Nora leans back on her pillow, her eyes shutting. “The war is on us.”
She hadn’t opened her eyes to say that. She looks…defeated. “Nora, I need—”
“You need a villain,” Nora says, opening her tired eyes and barely moving them in my direction. “The only way you grow or change is if you have a villain to rise against. I can’t be that for you anymore. I need to matter in my own life for however long I have now. I need to see value in who I am right now because, Dannika…” Her small tongue darts out to wet her dry lips as she heaves a heavy breath. “I’m fighting my own war here and I’m not winning.”
A heavy weight settles on my chest. Never have I ever seen her admit defeat.
The moment grows longer, slower, more pronounced.
Nora’s pale hair brightens in the sharp light on the pale blue wall above her bed. The beep of her heart pulses slower as if enunciating the determined trudge toward the end.

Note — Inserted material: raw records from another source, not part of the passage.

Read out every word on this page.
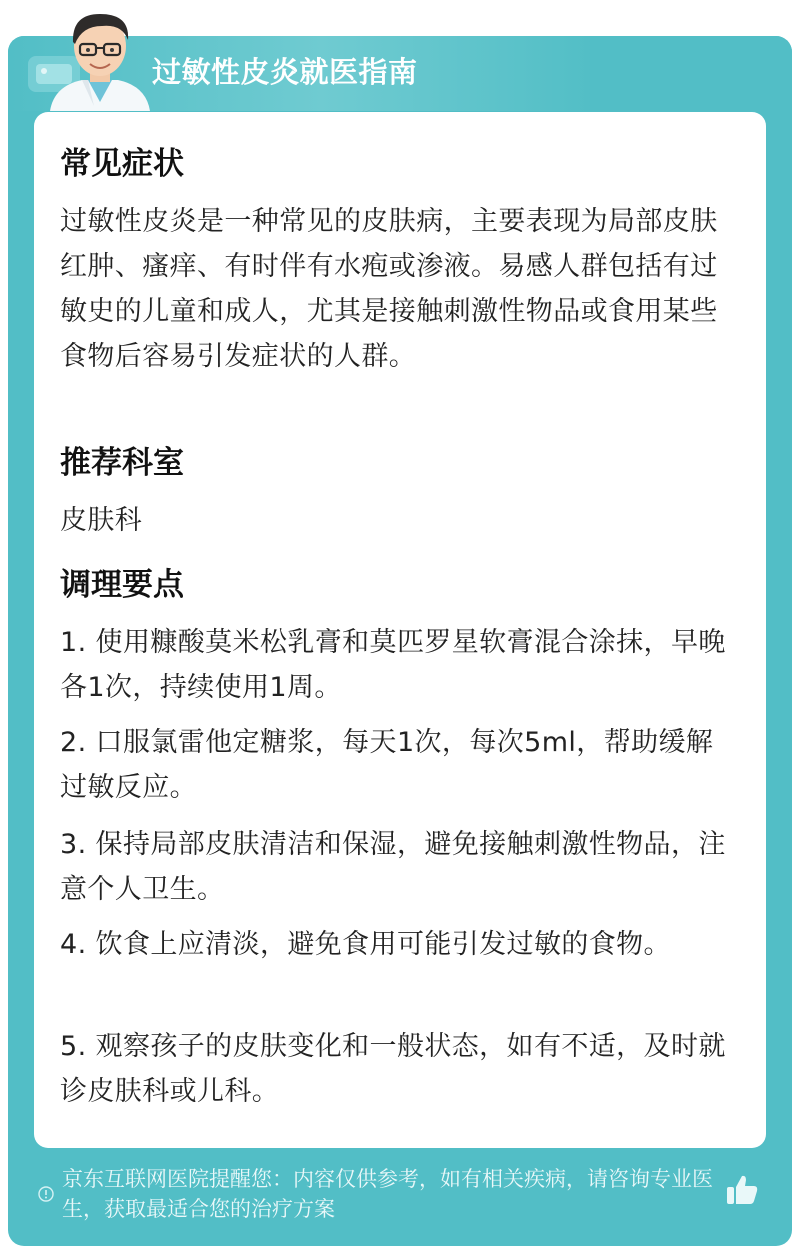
过敏性皮炎就医指南
常见症状
过敏性皮炎是一种常见的皮肤病，主要表现为局部皮肤红肿、瘙痒、有时伴有水疱或渗液。易感人群包括有过敏史的儿童和成人，尤其是接触刺激性物品或食用某些食物后容易引发症状的人群。
推荐科室
皮肤科
调理要点
1. 使用糠酸莫米松乳膏和莫匹罗星软膏混合涂抹，早晚各1次，持续使用1周。
2. 口服氯雷他定糖浆，每天1次，每次5ml，帮助缓解过敏反应。
3. 保持局部皮肤清洁和保湿，避免接触刺激性物品，注意个人卫生。
4. 饮食上应清淡，避免食用可能引发过敏的食物。
5. 观察孩子的皮肤变化和一般状态，如有不适，及时就诊皮肤科或儿科。
京东互联网医院提醒您：内容仅供参考，如有相关疾病，请咨询专业医生，获取最适合您的治疗方案
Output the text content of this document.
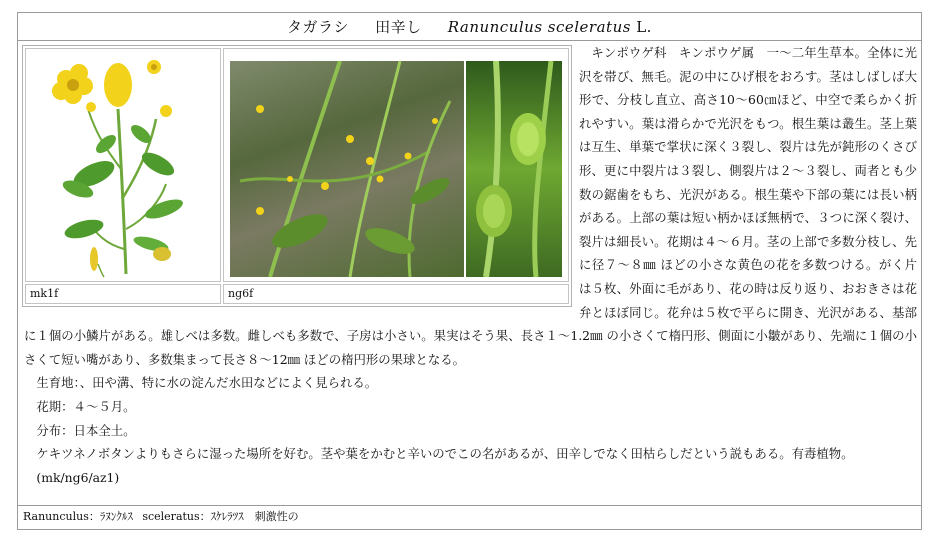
タガラシ 　 田辛し 　 Ranunculus sceleratus L.
mk1f	ng6f

キンポウゲ科　キンポウゲ属　一～二年生草本。全体に光沢を帯び、無毛。泥の中にひげ根をおろす。茎はしばしば大形で、分枝し直立、高さ10～60㎝ほど、中空で柔らかく折れやすい。葉は滑らかで光沢をもつ。根生葉は叢生。茎上葉は互生、単葉で掌状に深く３裂し、裂片は先が鈍形のくさび形、更に中裂片は３裂し、側裂片は２～３裂し、両者とも少数の鋸歯をもち、光沢がある。根生葉や下部の葉には長い柄がある。上部の葉は短い柄かほぼ無柄で、３つに深く裂け、裂片は細長い。花期は４～６月。茎の上部で多数分枝し、先に径７～８㎜ ほどの小さな黄色の花を多数つける。がく片は５枚、外面に毛があり、花の時は反り返り、おおきさは花弁とほぼ同じ。花弁は５枚で平らに開き、光沢がある、基部に１個の小鱗片がある。雄しべは多数。雌しべも多数で、子房は小さい。果実はそう果、長さ１～1.2㎜ の小さくて楕円形、側面に小皺があり、先端に１個の小さくて短い嘴があり、多数集まって長さ８～12㎜ ほどの楕円形の果球となる。

生育地：、田や溝、特に水の淀んだ水田などによく見られる。

花期：４～５月。

分布：日本全土。

ケキツネノボタンよりもさらに湿った場所を好む。茎や葉をかむと辛いのでこの名があるが、田辛しでなく田枯らしだという説もある。有毒植物。

(mk/ng6/az1)

Ranunculus：ﾗﾇﾝｸﾙｽ sceleratus：ｽｹﾚﾗﾂｽ　刺激性の
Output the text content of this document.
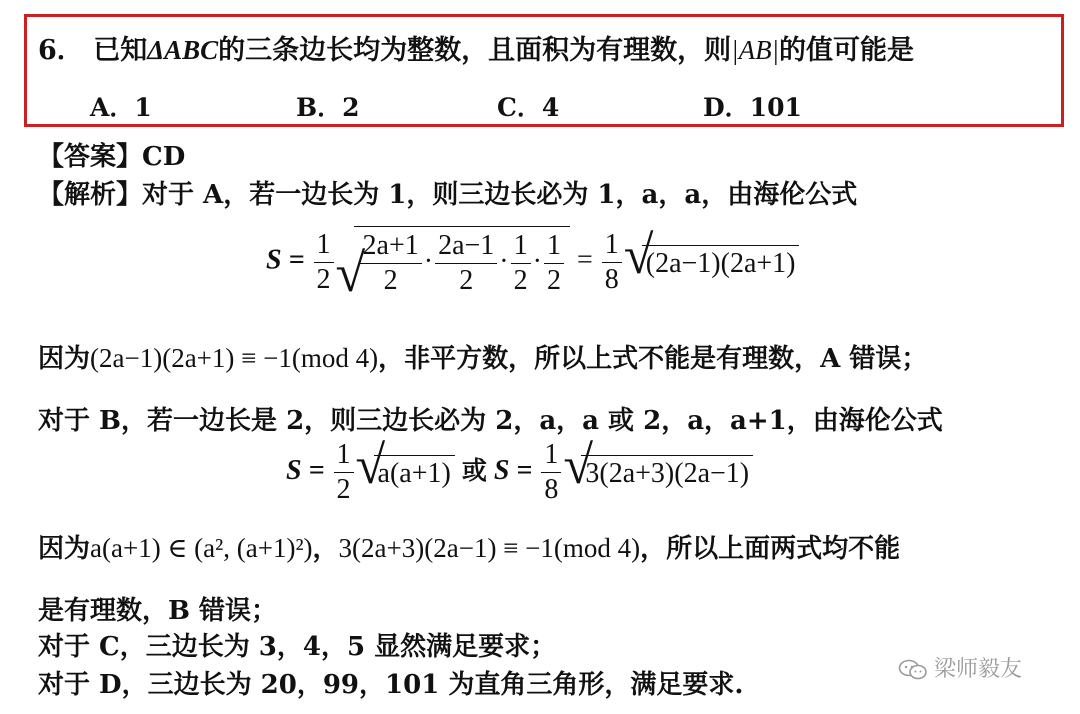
6． 已知ΔABC的三条边长均为整数，且面积为有理数，则|AB|的值可能是
A．1	B．2	C．4	D．101
【答案】CD
【解析】对于 A，若一边长为 1，则三边长必为 1，a，a，由海伦公式
$S = \frac{1}{2}$ √
$\frac{2a+1}{2} \cdot \frac{2a-1}{2} \cdot \frac{1}{2} \cdot \frac{1}{2} = \frac{1}{8}$ √
(2a−1)(2a+1)
因为(2a−1)(2a+1) ≡ −1(mod 4)，非平方数，所以上式不能是有理数，A 错误；
对于 B，若一边长是 2，则三边长必为 2，a，a 或 2，a，a+1，由海伦公式
$S = \frac{1}{2}$ √
a(a+1) 或 $S = \frac{1}{8}$ √
3(2a+3)(2a−1)
因为a(a+1) ∈ (a², (a+1)²)，3(2a+3)(2a−1) ≡ −1(mod 4)，所以上面两式均不能
是有理数，B 错误；
对于 C，三边长为 3，4，5 显然满足要求；
对于 D，三边长为 20，99，101 为直角三角形，满足要求.
梁师毅友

I take the hand Nora had set on the bed, refusing to slip into the moment, steadfastly refusing to experience this in its fullest because this isn’t the space I want to be in. “You can’t go.”
“I can’t leave you, you mean.”
Exactly. “You—” What words could I offer? I had nothing. I didn’t know how to fight this. This wasn’t something Nora could just will herself through. This was cancer.
Nora squeezes my fingers. “Find a crusade and fight it. It’s out there. Trust me. There’s a war against us. They’re fighting us. There’s a crusade worth fighting for. It just won’t involve the military. You’ll have to create your own rules. Trust me. You’re good at it. Our biggest fights were me guiding you to create rules you could live by that wouldn’t destroy you in the end. You are amazing if you allow yourself to be.”
Deep down, I know that, but I also know I’m not worth the hype. I’d been kicked out of the military when they needed me the most because I’d made a choice my chain of command hadn’t approved. But I also, desperately, don’t want to be in this moment right now. It’s already happened. She’s already dead. I’m already gone.
Why am I still here? I need this moment to go faster.
Nora released a breath and the bed nearly enveloped her as everything speeds up. “You’ll see, my Dan-boo. You’ll see.”
I took the token of love and dismissal, gave Nora a final squeeze, and left the room, certain I would never see my Nora again, but ready to experience again, to feel again, to see and smell and feel… again.
With the wheel of her car in my hands, I released a shaky breath, fighting back tears I hadn’t realized were there.
This sucked. I was done dealing with hard moments. It was time to take control back of my life and live it the way I enjoyed.
In the present. In the moment. Experiencing each morsel as if the future hadn’t happened already and the past was trampling me into solitude.
Punching the address link in my phone and putting the car into gear, I drive off to face a future I can’t see, my heart resolving over the death of my Nora.
The life I was set to live would be filled with enjoyment, no matter the cost.